In a related development, Animasahun RA in Influence of Marital Discord, Separation and Divorce on Poor Academic Performance of Undergraduate Students of University of Ibadan, stated that marital conflict is one of the leading causes of death among women and is the most common cause of non-fatal injury.
The study led by Psychiatry Professor Janice Kiecolt-Glaser, director of the Institute for Behavioral Medicine Research at the Ohio State University, Wexner Medical Center in Columbus, described leaky gut syndrome as a disease that occurs when there are cracks or holes on the membrane lining the inside of the intestines, thereby allowing pathogens and food waste to get into the bloodstream and new pathogens to get into the gut. This could also lead to other conditions like gastrointestinal problems, inflammation, and others.
Before arriving at their findings, the researchers experimented with 43 healthy married couples aged 24–61, who were asked about the topics that mostly, bring about conflict in their relationships.
Having established money and in-laws as major causes of disagreement, the scientists allowed the couples to have 20 minutes discussions on these topics, while their conversations were being videotaped and assessed.
While blood samples of participants were collected before and after the interactions, the couples fighting style was characterised as hostile, if it included gestures such as eye rolling and verbal criticism of one’s spouse.
The findings published in journal Psychoneuroendocrinology and reported on Medical News Today, revealed that while scientists tested the samples for a marker of leaky gut syndrome called LPS-binding protein (LBP), they found that people who engaged in more hostile marital interactions had higher LBP levels in their blood.

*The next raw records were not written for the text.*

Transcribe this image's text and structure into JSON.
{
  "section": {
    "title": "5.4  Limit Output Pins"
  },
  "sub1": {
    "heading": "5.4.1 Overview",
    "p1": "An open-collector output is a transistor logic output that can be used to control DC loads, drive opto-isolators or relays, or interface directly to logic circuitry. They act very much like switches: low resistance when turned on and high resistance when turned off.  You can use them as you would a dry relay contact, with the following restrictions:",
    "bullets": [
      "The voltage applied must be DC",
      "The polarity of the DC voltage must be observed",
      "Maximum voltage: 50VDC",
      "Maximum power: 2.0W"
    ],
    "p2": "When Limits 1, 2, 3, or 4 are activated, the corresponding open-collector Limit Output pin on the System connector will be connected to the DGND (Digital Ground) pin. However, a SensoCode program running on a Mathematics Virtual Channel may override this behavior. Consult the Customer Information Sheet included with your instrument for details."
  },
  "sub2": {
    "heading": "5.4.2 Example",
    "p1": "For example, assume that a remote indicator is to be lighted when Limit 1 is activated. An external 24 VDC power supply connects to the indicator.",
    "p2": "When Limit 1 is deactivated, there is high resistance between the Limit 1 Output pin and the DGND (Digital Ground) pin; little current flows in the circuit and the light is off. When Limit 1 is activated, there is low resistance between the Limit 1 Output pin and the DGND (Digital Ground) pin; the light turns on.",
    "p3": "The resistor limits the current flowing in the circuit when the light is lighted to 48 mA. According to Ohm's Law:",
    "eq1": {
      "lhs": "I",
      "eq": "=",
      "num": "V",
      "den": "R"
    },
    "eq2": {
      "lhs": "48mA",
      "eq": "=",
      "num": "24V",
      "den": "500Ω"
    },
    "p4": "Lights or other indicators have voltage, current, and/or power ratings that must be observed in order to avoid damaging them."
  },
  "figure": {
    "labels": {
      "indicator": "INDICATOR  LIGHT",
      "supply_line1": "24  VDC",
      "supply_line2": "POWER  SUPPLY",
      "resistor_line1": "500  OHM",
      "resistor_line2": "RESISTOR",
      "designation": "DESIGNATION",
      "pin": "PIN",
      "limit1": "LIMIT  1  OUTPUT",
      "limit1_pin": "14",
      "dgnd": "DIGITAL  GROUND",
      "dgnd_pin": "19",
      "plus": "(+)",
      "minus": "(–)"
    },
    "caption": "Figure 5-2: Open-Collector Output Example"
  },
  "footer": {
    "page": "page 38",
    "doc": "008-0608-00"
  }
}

The report further showed these participants had also been part of another study conducted by Ohio State researchers, which looked at how the convergence of marital hostility and depression can cause obesity.
So, in this study, the scientists were also able to look at the participants’ history of depression. They found that those who had experienced a depressive episode or another mood disorder were most vulnerable to the gut-harming effects of marital hostility.
In her remarks on the findings, Prof. Kiecolt-Glaser said: “We think that this everyday marital distress — at least for some people — is causing changes in the gut that lead to inflammation and, potentially, illness.”
“Hostility is a hallmark of bad marriages — the kind that lead to adverse physiological changes,” she added.
Rodgers B, Pryor, in Journal of Child Psychology and Psychiatry and Allied Disciplines 1998; 38:867-872, noted that : “marital conflict is a phenomenon that destabilizes the couple, disrupt their joy and mostly felt by women yet, least recognized human rights abuse in the world. It is also a profound social problem, sapping women’s energy, compromising their physical health, and eroding their self-esteem”.
Conclusively, marital hostility is not healthy for couples nor their children.